Breaking: GUSA announces change in open container policy

IMG_6155Congratulations, Henle and Village A—you’re now part of a test program to see if students really can “enjoy responsibly.”

As of this week, the open container policy has been changed to allow open containers in the publicly shared spaces in Village A and Henle. In groups of roughly 15 or smaller, students will be allowed to congregate in the barbecue area in Village A or the courtyard in Henle, for instance, and sip on beer or wine.

The reason why these areas were targeted is because they’re off the beaten path, unlike the Village B courtyard, for instance, which has a fairly steady stream of pedestrian traffic.

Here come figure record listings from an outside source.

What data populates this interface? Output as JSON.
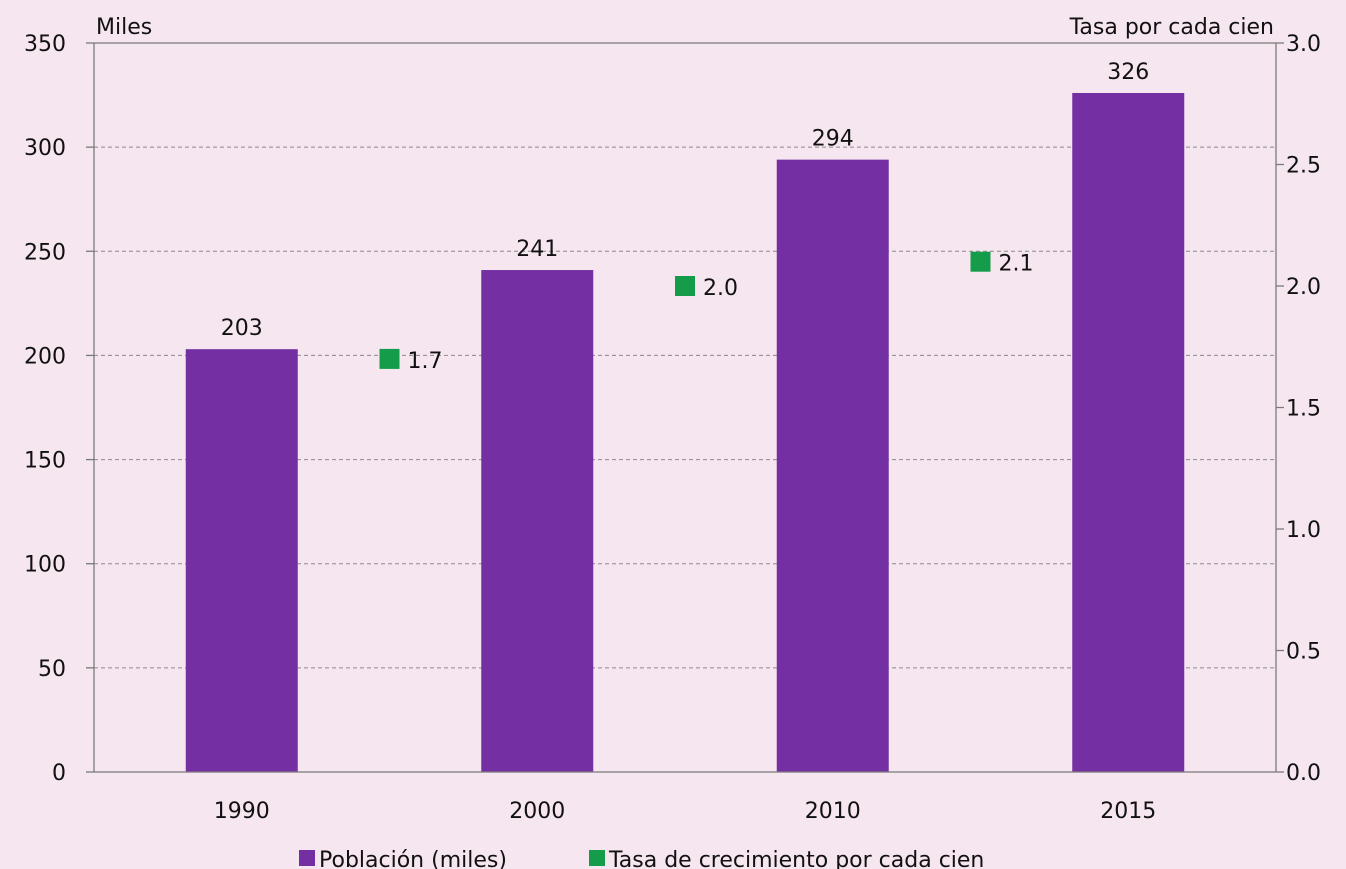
{
  "chart_data": {
    "type": "bar",
    "categories": [
      "1990",
      "2000",
      "2010",
      "2015"
    ],
    "series": [
      {
        "name": "Población (miles)",
        "type": "bar",
        "axis": "left",
        "values": [
          203,
          241,
          294,
          326
        ],
        "labels": [
          "203",
          "241",
          "294",
          "326"
        ]
      },
      {
        "name": "Tasa de crecimiento por cada cien",
        "type": "scatter",
        "axis": "right",
        "positions": [
          "1990-2000",
          "2000-2010",
          "2010-2015"
        ],
        "values": [
          1.7,
          2.0,
          2.1
        ],
        "labels": [
          "1.7",
          "2.0",
          "2.1"
        ]
      }
    ],
    "ylabel_left": "Miles",
    "ylabel_right": "Tasa por cada cien",
    "ylim_left": [
      0,
      350
    ],
    "yticks_left": [
      "0",
      "50",
      "100",
      "150",
      "200",
      "250",
      "300",
      "350"
    ],
    "ylim_right": [
      0,
      3.0
    ],
    "yticks_right": [
      "0.0",
      "0.5",
      "1.0",
      "1.5",
      "2.0",
      "2.5",
      "3.0"
    ],
    "grid": true,
    "legend_position": "bottom",
    "colors": {
      "bar": "#7430a2",
      "marker": "#149c4a",
      "background": "#f6e6f0"
    }
  }
}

If the new policy is successful, the changes will be expanded to include public spaces in Nevils, LXR, and Village B. There aren’t specific parameters yet as to how the policy’s success will be measured. “In the words of [DPS Chief] Jay Gruber, ‘no news is good news’,” said GUSA President Nate Tisa (SFS ’14). In other words, as long as this policy changes doesn’t bring DPS any extra headaches, it’ll be allowed to stay.

This change in policy is targeted at of-age students living on campus, although the details are fuzzy as to how that will be determined. If it’s “obvious” that there are underage drinkers present, DPS will use its authority to take down GOCard numbers in order to determine if a student is underage or not, although Tisa assured Vox that random carding won’t be the norm.

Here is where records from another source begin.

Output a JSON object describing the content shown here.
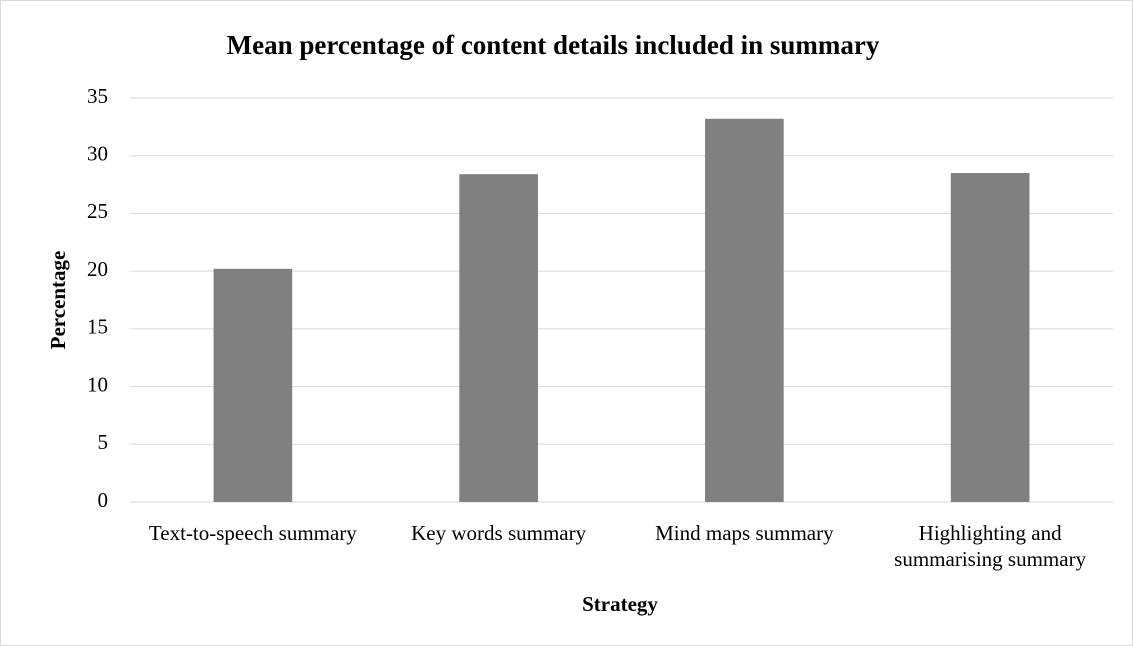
{
  "chart_data": {
    "type": "bar",
    "title": "Mean percentage of content details included in summary",
    "categories": [
      "Text-to-speech summary",
      "Key words summary",
      "Mind maps summary",
      "Highlighting and summarising summary"
    ],
    "values": [
      20.2,
      28.4,
      33.2,
      28.5
    ],
    "color": "#808080",
    "xlabel": "Strategy",
    "ylabel": "Percentage",
    "ylim": [
      0,
      35
    ],
    "yticks": [
      0,
      5,
      10,
      15,
      20,
      25,
      30,
      35
    ],
    "grid": true
  }
}
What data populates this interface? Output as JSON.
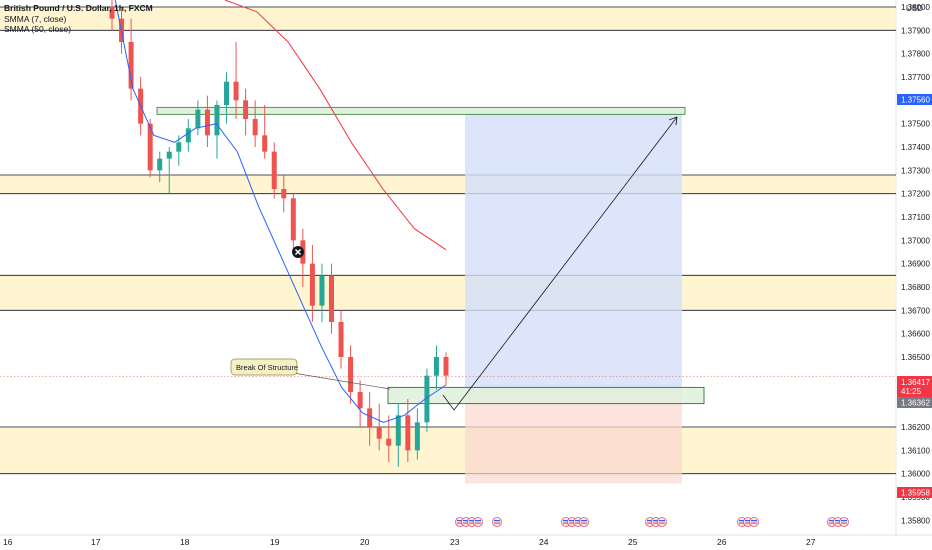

GUSA worked with the Office of Residential Life and DPS in order to work on this change, as part of a wider effort to make living on-campus more attractive to upperclassmen. Paired with the designs for the new dorm, the lift of the limit on kegs, the elimination of party registration, it is clear that the administration is pursuing an aggressive strategy in centering student life on campus. “We tried to imagine the campus that upperclassmen would want, and this change is part of that,” said Tisa. 

Having an open container in a public area is still illegal in the rest of the District, so don’t go taking liberties. Of course, the University, as private property, can more or less do what it wants.